Yuni wandered around two sections of the complex for nearly ten minutes before he finally stumbled across O’Brien’s apartment. He went back to tell the guys, who were sitting on their cars and drinking the malt liquor.
“Did you find him?” Cantu asked.
“Yeah, it’s all the way over there,” Yuni informed them. They all walked over to O’Brien’s apartment and rang his doorbell.
A rather sleepy-looking Sean O’Brien opened the door.
“What up?” he asked the assorted motley crew before him.
It was 10:00 P.M.
DERRICK SEAN O’BRIEN
Chapter 12
Derrick Sean O’Brien was actually born Eddie Wymon O’Brien Jr. on April 4, 1975, at 2:02 A.M., to nineteen-year-old Ella Louise Walker O’Brien and twenty-four-year-old Eddie Wymon O’Brien Sr., at Rosewood General Hospital in Alief, Texas.
Eddie, who worked as a hotel maintenance worker, was not at Ella’s side when Eddie Jr. was born, because he had abandoned her two months earlier. According to Ella, Eddie could not handle the prospect of becoming a father, so he took off.
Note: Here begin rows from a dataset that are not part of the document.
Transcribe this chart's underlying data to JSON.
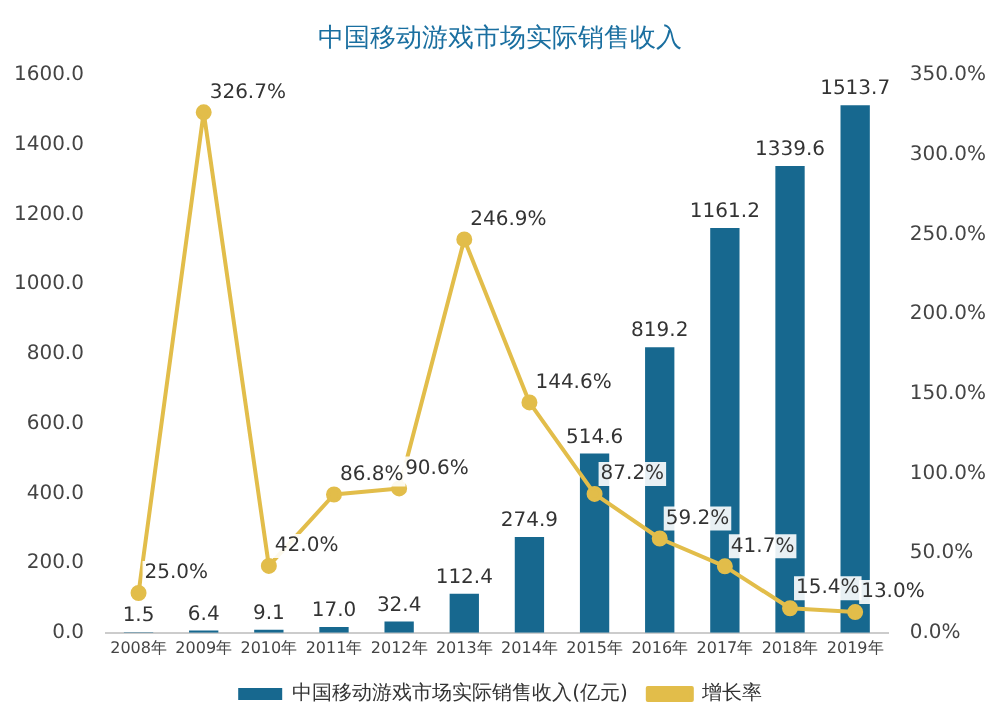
{
  "chart_data": {
    "type": "bar",
    "title": "中国移动游戏市场实际销售收入",
    "categories": [
      "2008年",
      "2009年",
      "2010年",
      "2011年",
      "2012年",
      "2013年",
      "2014年",
      "2015年",
      "2016年",
      "2017年",
      "2018年",
      "2019年"
    ],
    "series": [
      {
        "name": "中国移动游戏市场实际销售收入(亿元)",
        "color": "#17688f",
        "values": [
          1.5,
          6.4,
          9.1,
          17.0,
          32.4,
          112.4,
          274.9,
          514.6,
          819.2,
          1161.2,
          1339.6,
          1513.7
        ],
        "value_labels": [
          "1.5",
          "6.4",
          "9.1",
          "17.0",
          "32.4",
          "112.4",
          "274.9",
          "514.6",
          "819.2",
          "1161.2",
          "1339.6",
          "1513.7"
        ]
      },
      {
        "name": "增长率",
        "type": "line",
        "axis": "y2",
        "color": "#e2bd4a",
        "marker": "circle",
        "values": [
          25.0,
          326.7,
          42.0,
          86.8,
          90.6,
          246.9,
          144.6,
          87.2,
          59.2,
          41.7,
          15.4,
          13.0
        ],
        "value_labels": [
          "25.0%",
          "326.7%",
          "42.0%",
          "86.8%",
          "90.6%",
          "246.9%",
          "144.6%",
          "87.2%",
          "59.2%",
          "41.7%",
          "15.4%",
          "13.0%"
        ]
      }
    ],
    "ylim": [
      0,
      1600
    ],
    "yticks": [
      {
        "value": 0,
        "label": "0.0"
      },
      {
        "value": 200,
        "label": "200.0"
      },
      {
        "value": 400,
        "label": "400.0"
      },
      {
        "value": 600,
        "label": "600.0"
      },
      {
        "value": 800,
        "label": "800.0"
      },
      {
        "value": 1000,
        "label": "1000.0"
      },
      {
        "value": 1200,
        "label": "1200.0"
      },
      {
        "value": 1400,
        "label": "1400.0"
      },
      {
        "value": 1600,
        "label": "1600.0"
      }
    ],
    "y2lim": [
      0,
      350
    ],
    "y2ticks": [
      {
        "value": 0,
        "label": "0.0%"
      },
      {
        "value": 50,
        "label": "50.0%"
      },
      {
        "value": 100,
        "label": "100.0%"
      },
      {
        "value": 150,
        "label": "150.0%"
      },
      {
        "value": 200,
        "label": "200.0%"
      },
      {
        "value": 250,
        "label": "250.0%"
      },
      {
        "value": 300,
        "label": "300.0%"
      },
      {
        "value": 350,
        "label": "350.0%"
      }
    ],
    "legend": "bottom"
  }
}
Ella O’Brien was worried that little Eddie Jr. would not make it into the world. Early on in her pregnancy, she had some serious complications that almost led to a “threatened spontaneous abortion,” or a pre-twenty-week miscarriage.
Fortunately, Eddie Jr. was born without complications and weighed a healthy seven pounds twelve ounces. Ella headed to her tiny apartment she shared with her parents at the 5800 block of Fondren Road with her son in tow. She would never hear from Eddie O’Brien again, and Eddie Jr. would grow up without his biological father.
Ella did everything in her power to create a positive environment for her baby boy. Since she was a single mother, Ella had to earn a living just to maintain basics for Eddie Jr. As a result, she
went to work as a receptionist at an office. Ella was lucky that her mother, Donna, gladly took care of little Eddie Jr. while she worked.
Eddie Jr.’s infancy was rather unremarkable, save for some difficulty with feeding. When he was three months old, it was determined Ella needed to put the baby on a soy formula. He tended to be “fussy,” possibly with a touch of colic.
Eddie Jr. remained relatively healthy until he turned eight months old. He had some difficulty breathing and was diagnosed with asthma. The doctor prescribed Theo-Dur for his condition.
Apparently, Eddie Jr.’s asthma did not prove to be much of a hindrance to the rest of his physical development. He was walking on his own by nine months.
In 1976, Ella’s divorce from Eddie O’Brien Sr. was finalized. Her ex-husband readily relinquished the majority of his parental rights to Eddie Jr. He accepted a decree that allowed him to see his son only on the first and third Sunday of each month and then only from 1:00 until 5:00 P.M. The decree also stated he had to make child support payments to Ella. Apparently, the demands were too difficult for O’Brien Sr. to handle, as he saw his son only once from 1975 until 1990. According to a Houston Independent School District evaluation, Eddie Wymon O’Brien Sr. spent the majority of that time in prison for various charges, including murder.
After the divorce, Ella O’Brien changed her name to Ella Freeman.
Soon thereafter, Ella met a nice man named Harold Jones. The couple hit it off, and Jones asked Freeman to move in with him.
There was a catch: Jones lived with his parents, and he subsequently informed Ella there was not a whole lot of room available. She would have to leave Eddie Jr. with his grandmother.
Ella readily agreed and informed her mother she would be moving out. Donna did not mind one bit. She loved Eddie Jr. dearly and eagerly agreed to take care of him.